Formerly known as Azure AI Services or Azure Cognitive Services is a unified collection of prebuilt AI capabilities within the Microsoft Foundry platform
Hi Sh alsehri,
You can use Model Leaderboards in the Azure AI Foundry portal to view the Safety Benchmarks of language models. Microsoft uses the following evaluations:
- HarmBench (standard, contextual, copyright) measures Attack Success Rate — the lower this rate, the more robust the model is against malicious prompts that try to make it generate harmful or inappropriate content.
- WMDP (Weapons of Mass Destruction Proxy) checks domain knowledge in cybersecurity, biosecurity, and chemical security, with Accuracy as its metric. A model with high scores here can understand sensitive domains — which is useful, but also needs safeguards so it doesn’t inadvertently generate harmful content.
- Toxigen assesses how well a model detects implicit toxic or hateful language using the F1 Score — higher scores mean the model is better at avoiding or flagging harmful speech.
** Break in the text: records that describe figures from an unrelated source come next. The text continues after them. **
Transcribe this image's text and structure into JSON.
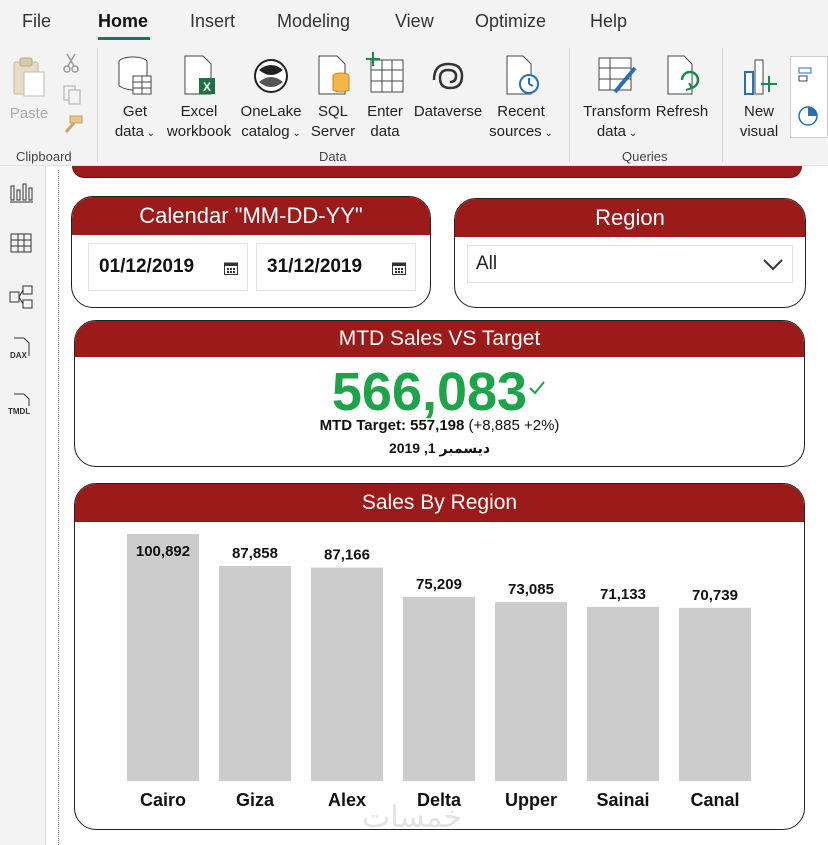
{
  "menu": {
    "items": [
      "File",
      "Home",
      "Insert",
      "Modeling",
      "View",
      "Optimize",
      "Help"
    ],
    "active": "Home"
  },
  "ribbon": {
    "clipboard": {
      "paste": "Paste",
      "group": "Clipboard"
    },
    "data": {
      "group": "Data",
      "get_data": [
        "Get",
        "data"
      ],
      "excel": [
        "Excel",
        "workbook"
      ],
      "onelake": [
        "OneLake",
        "catalog"
      ],
      "sql": [
        "SQL",
        "Server"
      ],
      "enter": [
        "Enter",
        "data"
      ],
      "dataverse": "Dataverse",
      "recent": [
        "Recent",
        "sources"
      ]
    },
    "queries": {
      "group": "Queries",
      "transform": [
        "Transform",
        "data"
      ],
      "refresh": "Refresh"
    },
    "insert": {
      "new_visual": [
        "New",
        "visual"
      ]
    }
  },
  "calendar_slicer": {
    "title": "Calendar \"MM-DD-YY\"",
    "start": "01/12/2019",
    "end": "31/12/2019"
  },
  "region_slicer": {
    "title": "Region",
    "selected": "All"
  },
  "kpi": {
    "title": "MTD Sales VS Target",
    "value": "566,083",
    "target_label": "MTD Target:",
    "target_value": "557,198",
    "delta": "(+8,885 +2%)",
    "date": "دیسمبر 1, 2019"
  },
  "chart_data": {
    "type": "bar",
    "title": "Sales By Region",
    "categories": [
      "Cairo",
      "Giza",
      "Alex",
      "Delta",
      "Upper",
      "Sainai",
      "Canal"
    ],
    "values": [
      100892,
      87858,
      87166,
      75209,
      73085,
      71133,
      70739
    ],
    "value_labels": [
      "100,892",
      "87,858",
      "87,166",
      "75,209",
      "73,085",
      "71,133",
      "70,739"
    ],
    "bar_color": "#cccccc",
    "ylim": [
      0,
      100892
    ]
  },
  "colors": {
    "header_red": "#9b1b1b",
    "kpi_green": "#1fa34a",
    "accent_teal": "#117865"
  },
  "watermark": "خمسات"
}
Here is the supported documentation:
https://learn.microsoft.com/en-us/azure/ai-foundry/concepts/model-benchmarks#safety-benchmarks-of-language-models
You can also configure content filtering to detect four categories of harmful content (violence, hate, sexual, and self-harm) at four severity levels (safe, low, medium, and high). Here is the supported documentation:
https://learn.microsoft.com/en-us/azure/ai-foundry/foundry-models/how-to/configure-content-filters?tabs=python&pivots=ai-foundry-portal
If an application is directed towards children, then you should test with multiple test cases to ensure its safety, as Microsoft states that customers remain responsible for selecting an appropriate model for their use case and implementing appropriate measures. Here is the supported documentation:
https://learn.microsoft.com/en-us/azure/ai-foundry/concepts/foundry-models-overview
Feel free to accept this as an answer.
Thankyou for reaching out to the Microsoft QNA Portal.